Monday, Jun. 09, 1947

Fat Dolly

The big man who was Nicaragua's President this week lolled back happily. To friends who dropped in to pass the hot, sticky hours, he confided that his power was growing daily. The Boss had sent around a car for his very own use and some of the soldiers of the presidential guard now saluted as he passed. The people of Managua called him "La Muneca Gordita" (the Fat Dolly). His belly shook and his great laugh echoed down the empty halls. No one was taking President Benjamin Lacayo-Sacasa* seriously, least of all Lacayo-Sacasa.

But the Fat Dolly was the only comic character on the Nicaraguan stage. In the Officers' Club down the curving street from the palace, The Boss--tired, nervous ex-President Anastasio Somoza--ruled the powerful National Guard and sat on the country's formidable stack of arms. From the haven of the Mexican Embassy, old Dr. Leonardo Argueello, who had been kicked out of the presidency when he turned on The Boss and decided to run the country himself (TIME, June 2), spoke out with surprising boldness. Biding its time was Somoza's real opposition, led by General Carlos Pasos and gimlet-eyed General Emiliano Chamorro.

Stake--$100 Million. The bloodless Nicaraguan explosion had been set off by Arguello's reckless ultimatum to Somoza to get out of the country within 24 hours. Somoza was of a mind to take a powder. After all, he was due for an operation at Rochester's Mayo Clinic, and he was said to have a fat $20 million in the U.S. But he also had $100 million in land, cattle, railways, bananas and coffee in Nicaragua. He would trust that to no one. From Argueello he got an extension of time.

Then Somoza changed his mind. At the head of 25 men he appeared at the Palacio de Comunicaciones, seized the telephone and telegraph wires. With a radio microphone in one hand to instruct his single tank crew and a telephone in the other to demand surrender, Somoza sent out his troops. By 3 o'clock in the morning he had Congress in session; Congress declared argueello "mentally incompetent." Then Somoza went up the hill, awoke the President, told him he was through. Somoza had won his cheapest victory.
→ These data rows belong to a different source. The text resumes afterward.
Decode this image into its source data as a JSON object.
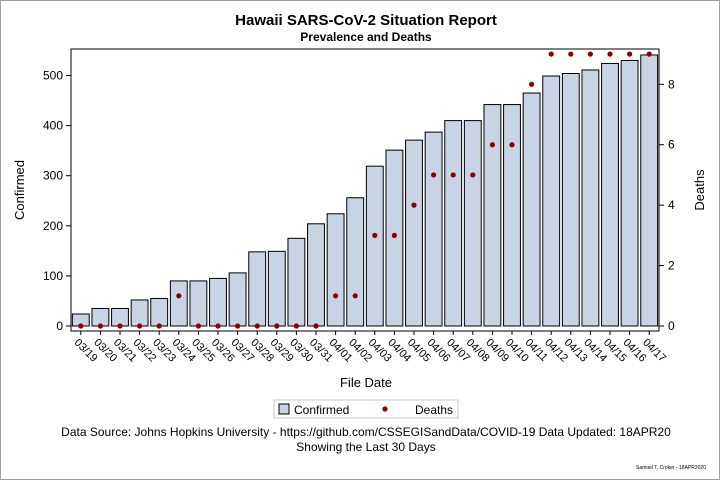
{
  "chart_data": {
    "type": "bar+scatter",
    "title": "Hawaii SARS-CoV-2 Situation Report",
    "subtitle": "Prevalence and Deaths",
    "xlabel": "File Date",
    "ylabel": "Confirmed",
    "y2label": "Deaths",
    "ylim": [
      0,
      560
    ],
    "y2lim": [
      0,
      9.1
    ],
    "yticks": [
      0,
      100,
      200,
      300,
      400,
      500
    ],
    "y2ticks": [
      0,
      2,
      4,
      6,
      8
    ],
    "categories": [
      "03/19",
      "03/20",
      "03/21",
      "03/22",
      "03/23",
      "03/24",
      "03/25",
      "03/26",
      "03/27",
      "03/28",
      "03/29",
      "03/30",
      "03/31",
      "04/01",
      "04/02",
      "04/03",
      "04/04",
      "04/05",
      "04/06",
      "04/07",
      "04/08",
      "04/09",
      "04/10",
      "04/11",
      "04/12",
      "04/13",
      "04/14",
      "04/15",
      "04/16",
      "04/17"
    ],
    "series": [
      {
        "name": "Confirmed",
        "type": "bar",
        "color": "#c8d3e3",
        "axis": "left",
        "values": [
          24,
          35,
          35,
          52,
          55,
          90,
          90,
          95,
          106,
          148,
          149,
          175,
          204,
          224,
          256,
          319,
          351,
          371,
          387,
          410,
          410,
          442,
          442,
          465,
          499,
          504,
          511,
          524,
          530,
          541
        ]
      },
      {
        "name": "Deaths",
        "type": "scatter",
        "color": "#8b0000",
        "axis": "right",
        "values": [
          0,
          0,
          0,
          0,
          0,
          1,
          0,
          0,
          0,
          0,
          0,
          0,
          0,
          1,
          1,
          3,
          3,
          4,
          5,
          5,
          5,
          6,
          6,
          8,
          9,
          9,
          9,
          9,
          9,
          9
        ]
      }
    ],
    "grid": false,
    "legend": "bottom-center"
  },
  "footnote": {
    "line1": "Data Source: Johns Hopkins University - https://github.com/CSSEGISandData/COVID-19 Data Updated: 18APR20",
    "line2": "Showing the Last 30 Days"
  },
  "credit": "Samuel T. Croker - 18APR2020"
}
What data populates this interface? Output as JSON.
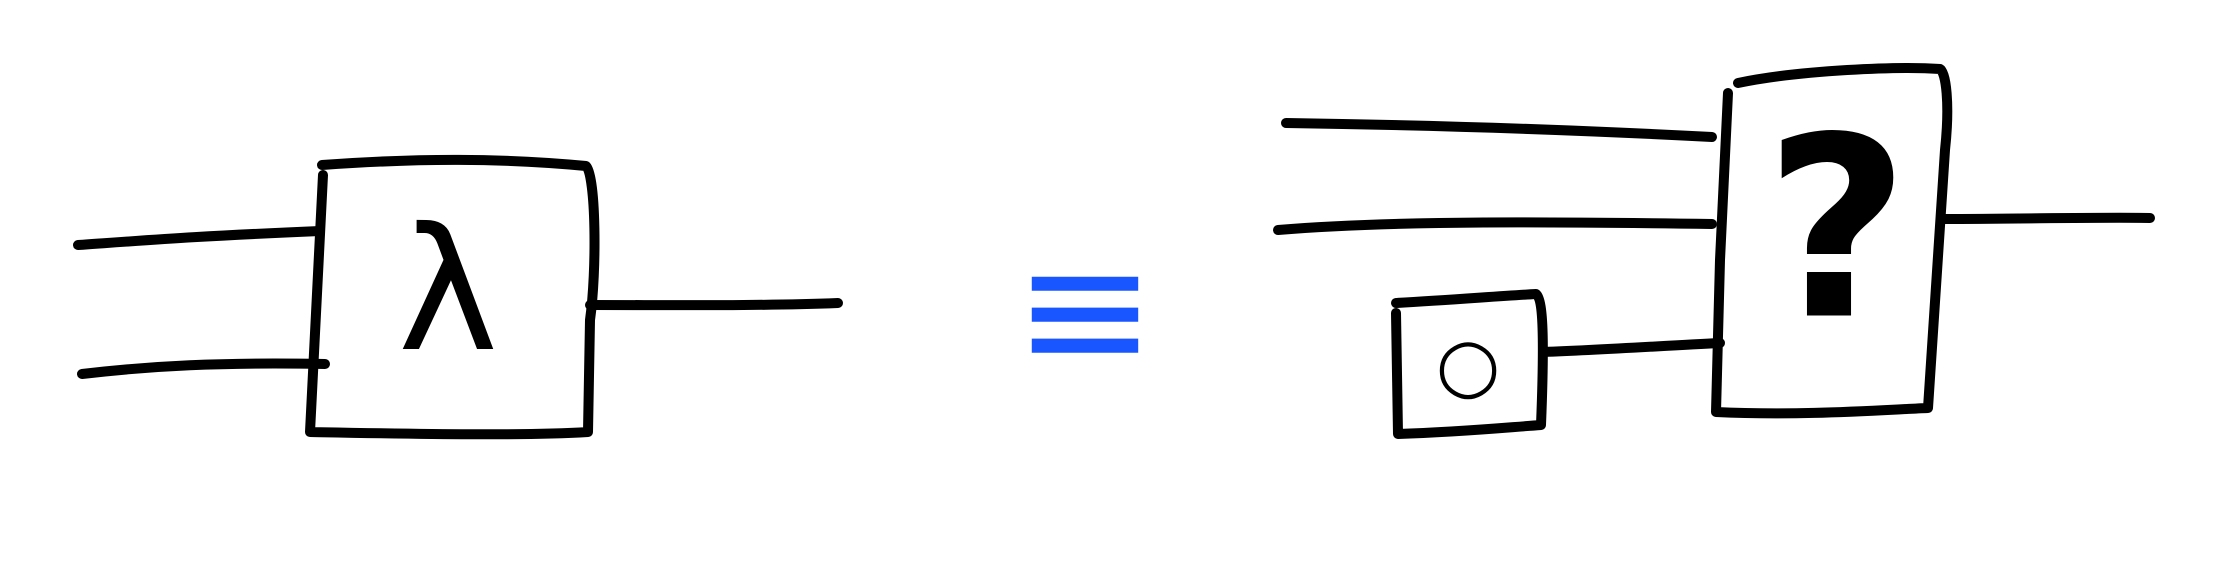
{
  "diagram": {
    "left": {
      "symbol": "λ"
    },
    "equals": {
      "symbol": "≡"
    },
    "right": {
      "mystery_symbol": "?",
      "inner_symbol": "○"
    }
  },
  "colors": {
    "ink": "#000000",
    "equals": "#1a56ff",
    "background": "#ffffff"
  }
}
But it might turn out to be his most costly. Nicaraguan resistance is becoming more insistent. The resistance is not the formless anger of ragged peasants, but the pocketbook hate of ranchers and businessmen who have seen Somoza muscle into their territory. And after such a bald usurpation of power, Somoza has few friends in the Governments of sister American republics.

In muggy Managua the optimistic proprietor of the Libreria del Sol (Sun Bookstore) dressed his counters with copies of a timely book: How to Run a Revolution. Up on the hill, fat President Lacayo-Sacasa threw back his head and laughed until his sides hurt.

*No kin to Dr. Guillermo Sevilla Sacasa, Nicaraguan Ambassador to the U.S.